High Pay, High Burnout, Zero Long-Term Value - Account Executive Paycom Employee Review

1.0
20 Apr 2026
Recommend
CEO approval
Business outlook

Pros

The pay is good. That’s it. It’s the only reason people stay as long as they do.

Cons

This company will run you into the ground and make it feel normal. The culture is built on pressure, control, and fear—where your value is tied solely to what you produce right now. Not your tenure, not your loyalty, not your growth. Just output. And I can promise you- even that runs out, you can be a top producer and you still will not matter, look deep into LinkedIn and see how many top producers have turned over in just 6 months, and even scarier the last year.
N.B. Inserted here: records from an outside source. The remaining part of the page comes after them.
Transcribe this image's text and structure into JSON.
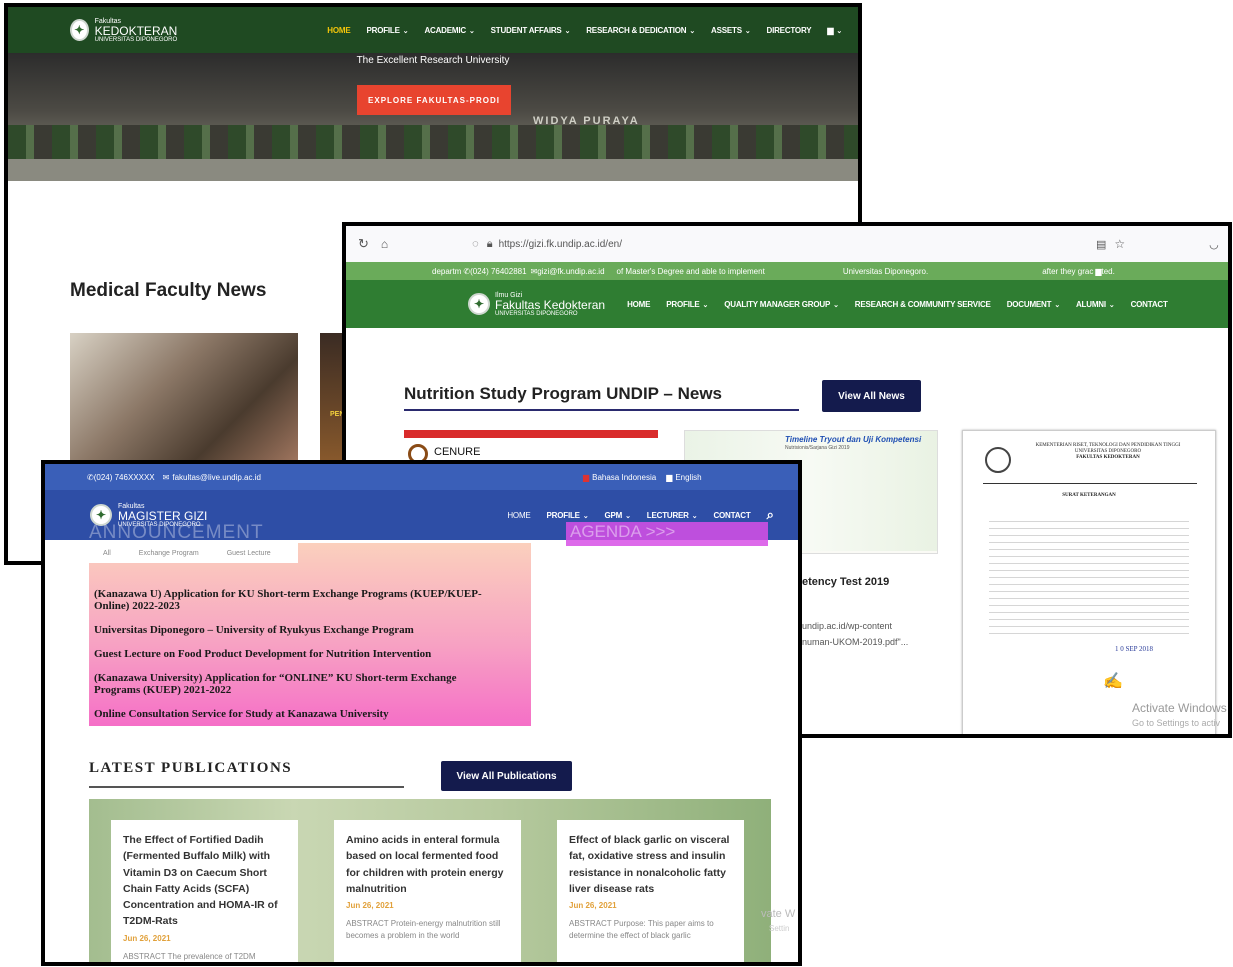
{
  "fk": {
    "brand_pre": "Fakultas",
    "brand_main": "KEDOKTERAN",
    "brand_sub": "UNIVERSITAS DIPONEGORO",
    "nav": [
      "HOME",
      "PROFILE",
      "ACADEMIC",
      "STUDENT AFFAIRS",
      "RESEARCH & DEDICATION",
      "ASSETS",
      "DIRECTORY"
    ],
    "tagline": "The Excellent Research University",
    "explore_button": "EXPLORE FAKULTAS-PRODI",
    "building_sign": "WIDYA PURAYA",
    "news_heading": "Medical Faculty News",
    "photo2_text": "PEN"
  },
  "gizi": {
    "url": "https://gizi.fk.undip.ac.id/en/",
    "strip_items": [
      "departm",
      "(024) 76402881",
      "gizi@fk.undip.ac.id",
      "of Master's Degree and able to implement",
      "Universitas Diponegoro.",
      "after they grac",
      "ted."
    ],
    "brand_pre": "Ilmu Gizi",
    "brand_main": "Fakultas Kedokteran",
    "brand_sub": "UNIVERSITAS DIPONEGORO",
    "nav": [
      "HOME",
      "PROFILE",
      "QUALITY MANAGER GROUP",
      "RESEARCH & COMMUNITY SERVICE",
      "DOCUMENT",
      "ALUMNI",
      "CONTACT"
    ],
    "news_heading": "Nutrition Study Program UNDIP – News",
    "view_all": "View All News",
    "card1_title": "CENURE",
    "card2_title": "Timeline Tryout dan Uji Kompetensi",
    "card2_sub": "Nutrisionis/Sarjana Gizi 2019",
    "card2_heading": "etency Test 2019",
    "card2_lines": [
      "undip.ac.id/wp-content",
      "numan-UKOM-2019.pdf\"..."
    ],
    "letter": {
      "org1": "KEMENTERIAN RISET, TEKNOLOGI DAN PENDIDIKAN TINGGI",
      "org2": "UNIVERSITAS DIPONEGORO",
      "org3": "FAKULTAS KEDOKTERAN",
      "title": "SURAT KETERANGAN",
      "date": "1 0 SEP 2018"
    },
    "activate": "Activate Windows",
    "activate_sub": "Go to Settings to activ"
  },
  "mg": {
    "phone": "(024) 746XXXXX",
    "email": "fakultas@live.undip.ac.id",
    "lang_id": "Bahasa Indonesia",
    "lang_en": "English",
    "brand_pre": "Fakultas",
    "brand_main": "MAGISTER GIZI",
    "brand_sub": "UNIVERSITAS DIPONEGORO",
    "nav": [
      "HOME",
      "PROFILE",
      "GPM",
      "LECTURER",
      "CONTACT"
    ],
    "announcement_ghost": "ANNOUNCEMENT",
    "agenda": "AGENDA >>>",
    "tabs": [
      "All",
      "Exchange Program",
      "Guest Lecture"
    ],
    "announcements": [
      "(Kanazawa U) Application for KU Short-term Exchange Programs (KUEP/KUEP-Online) 2022-2023",
      "Universitas Diponegoro – University of Ryukyus Exchange Program",
      "Guest Lecture on Food Product Development for Nutrition Intervention",
      "(Kanazawa University) Application for “ONLINE” KU Short-term Exchange Programs (KUEP) 2021-2022",
      "Online Consultation Service for Study at Kanazawa University"
    ],
    "pub_heading": "LATEST PUBLICATIONS",
    "view_pubs": "View All Publications",
    "publications": [
      {
        "title": "The Effect of Fortified Dadih (Fermented Buffalo Milk) with Vitamin D3 on Caecum Short Chain Fatty Acids (SCFA) Concentration and HOMA-IR of T2DM-Rats",
        "date": "Jun 26, 2021",
        "abstract": "ABSTRACT The prevalence of T2DM"
      },
      {
        "title": "Amino acids in enteral formula based on local fermented food for children with protein energy malnutrition",
        "date": "Jun 26, 2021",
        "abstract": "ABSTRACT Protein-energy malnutrition still becomes a problem in the world"
      },
      {
        "title": "Effect of black garlic on visceral fat, oxidative stress and insulin resistance in nonalcoholic fatty liver disease rats",
        "date": "Jun 26, 2021",
        "abstract": "ABSTRACT Purpose: This paper aims to determine the effect of black garlic"
      }
    ],
    "faint": "vate W",
    "faint2": "Settin"
  }
}
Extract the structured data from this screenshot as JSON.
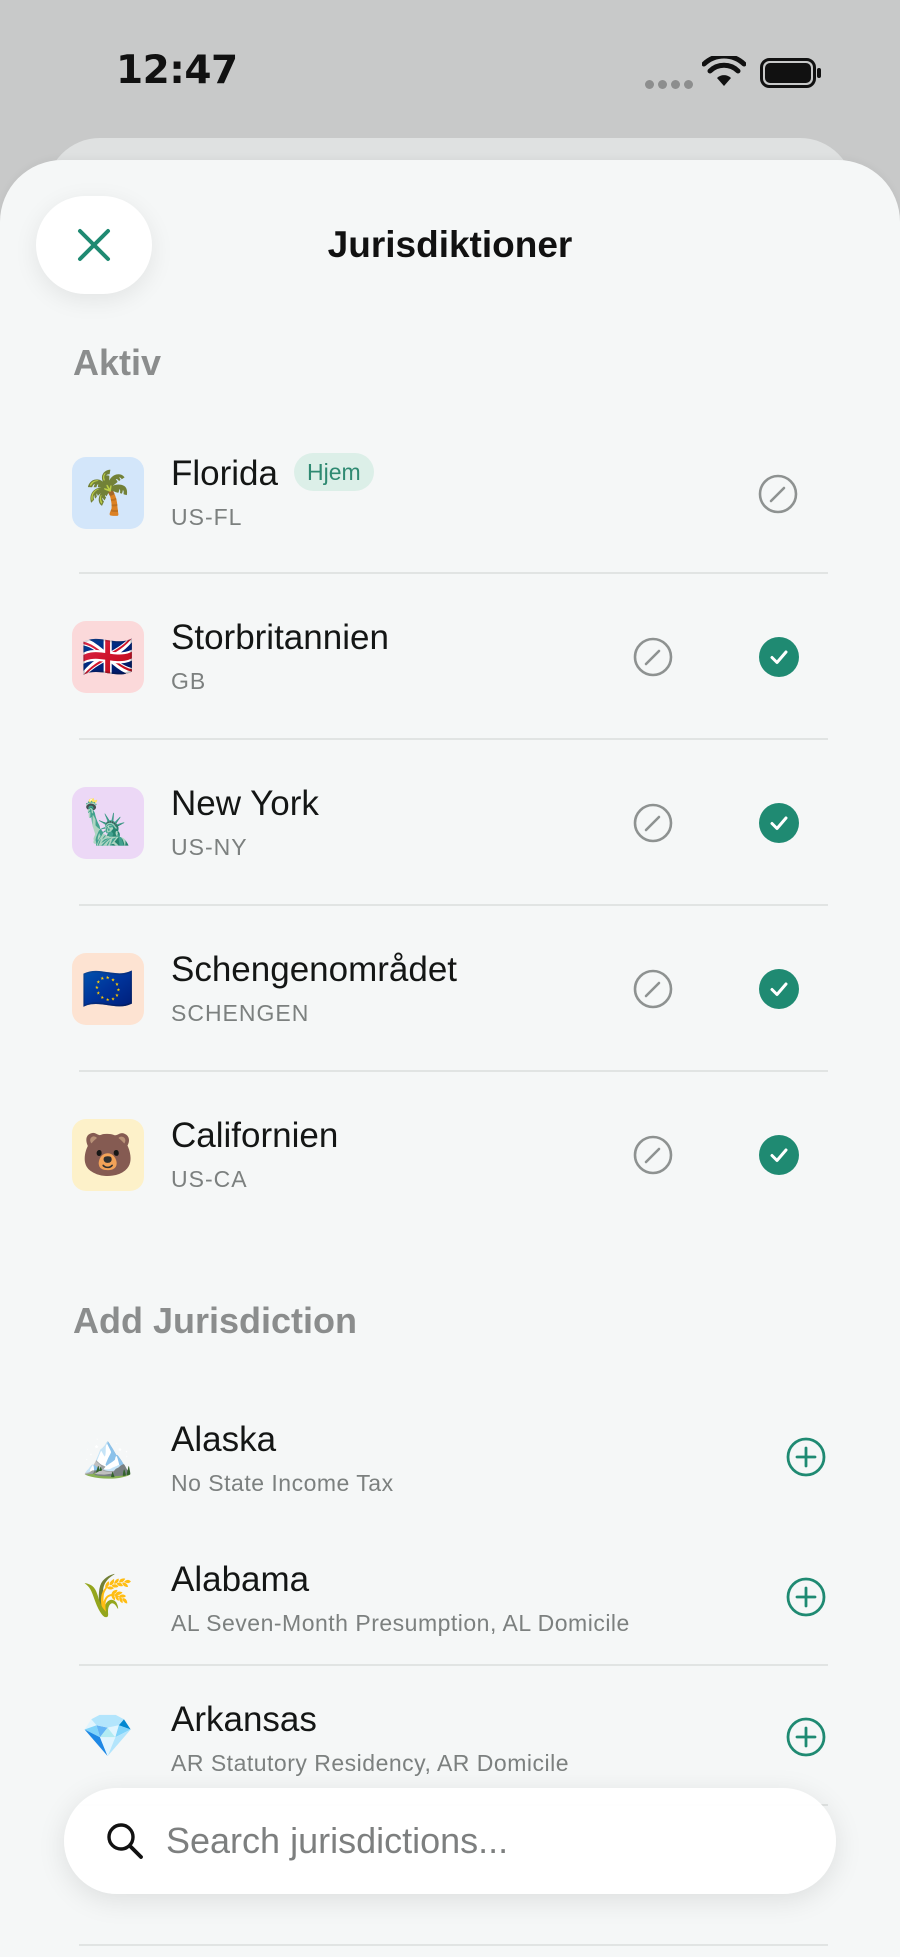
{
  "status_bar": {
    "time": "12:47"
  },
  "header": {
    "title": "Jurisdiktioner"
  },
  "sections": {
    "active_title": "Aktiv",
    "add_title": "Add Jurisdiction"
  },
  "active": [
    {
      "name": "Florida",
      "code": "US-FL",
      "icon": "🌴",
      "icon_bg": "#d3e6fa",
      "badge": "Hjem",
      "checked": false
    },
    {
      "name": "Storbritannien",
      "code": "GB",
      "icon": "🇬🇧",
      "icon_bg": "#fbd9da",
      "badge": "",
      "checked": true
    },
    {
      "name": "New York",
      "code": "US-NY",
      "icon": "🗽",
      "icon_bg": "#ecd8f6",
      "badge": "",
      "checked": true
    },
    {
      "name": "Schengenområdet",
      "code": "SCHENGEN",
      "icon": "🇪🇺",
      "icon_bg": "#fde3d2",
      "badge": "",
      "checked": true
    },
    {
      "name": "Californien",
      "code": "US-CA",
      "icon": "🐻",
      "icon_bg": "#fdf1c9",
      "badge": "",
      "checked": true
    }
  ],
  "add": [
    {
      "name": "Alaska",
      "subtitle": "No State Income Tax",
      "icon": "🏔️"
    },
    {
      "name": "Alabama",
      "subtitle": "AL Seven-Month Presumption, AL Domicile",
      "icon": "🌾"
    },
    {
      "name": "Arkansas",
      "subtitle": "AR Statutory Residency, AR Domicile",
      "icon": "💎"
    }
  ],
  "search": {
    "placeholder": "Search jurisdictions..."
  },
  "colors": {
    "accent": "#1f8a72",
    "sheet_bg": "#f5f7f7",
    "muted_text": "#7c807f"
  }
}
You will be expected to sacrifice your time, your energy, and eventually your sense of self just to keep up. Nights, weekends, early mornings—it doesn’t matter. The expectation is that work comes first, always. And no, that extra time isn’t compensated. Being on mandatory trainings on a Saturday morning while leadership tells you “our competitors are out enjoying life, but we’re here grinding” isn’t motivating—it’s a clear reflection of how little your time is respected. The unspoken rule is simple: don’t question anything. The moment you push back—even respectfully—you’re labeled as a problem. There is a very real understanding that if you don’t fall in line, you won’t last. And the most frustrating part? It doesn’t matter how long you’ve been there. 1 year, 5 years, 10+ years—you are completely replaceable. Loyalty is not rewarded. It’s ignored. If you look around—or even check publicly—you’ll notice the pattern: people don’t stay because they feel valued. They stay because the money is just enough to justify putting up with it… until it isn’t.

avatar
Paycom Response
2mo
With your tenure at Paycom, you’re familiar with the standard: Sales is a high expectation role, and success depends on consistent performance over time. The work is demanding, and that’s intentional. For reps who commit, execute and deliver results consistently, the rewards and opportunities are substantial. For further discussion, contact hrmgmt@paycomonline.com.

Explore other reviews about Paycom

5.0
18 Jun 2026
Recommend
CEO approval
Business outlook

Pros

The People Make Paycom - I really enjoy working with everyone I have had the change to work with. As someone that moved to Oklahoma from out of state, my co-workers were welcoming, and I have several current and previous co-workers that I am friends with outside the office. In addition, the clients that I work with LOVE Paycom. It is easy to come to work when you are working with clients that genuinely want your help and enjoy working with you.

Cons

There aren't many opportunities to work remotely or from home in a hybrid manner, at least not in my department. My department is also relatively new, so there are a lot of changes fairly often. I'd like to have more consistency there, but I know that will come as our department grows.

2.0
17 Jun 2026
Recommend
CEO approval
Business outlook

Pros

- Base salary - PTO - Awesome colleagues - $1 Medical PPO offering

Cons

- Upper leadership seem to not value the operations department as much as they do with sales. They are not consistent as well, which causes them to change the entire department's job description, expectations, & commission structure every few months. Change is good but huge change every 3-4 months is so exhausting. - They overload you with too many clients to handle while increasing the number of internal calls. When asking for support from sales or middle management, its typically a hard negotiation or non-existent. Expect to work way over 40 hours/week and juggle 10-20+ clients at a time. - Sales will oversell on product & implementation expectation which makes the job 1000% harder. Turnover with sales is extremely high so don't expect for even the best reps stay as they either leave, get fired because quota was not met, or the new manager will cut them if they're "not the vibe". You get left with the newbies who does not know how to sell or support you when you need them. - Every role in this company has high turnover in general. Making it very hard to cross collaborate with other departments as everyone is either extremely swamped or new to the role and cannot support as well, - Being forced to go to Oklahoma for training every year, sometimes twice a year.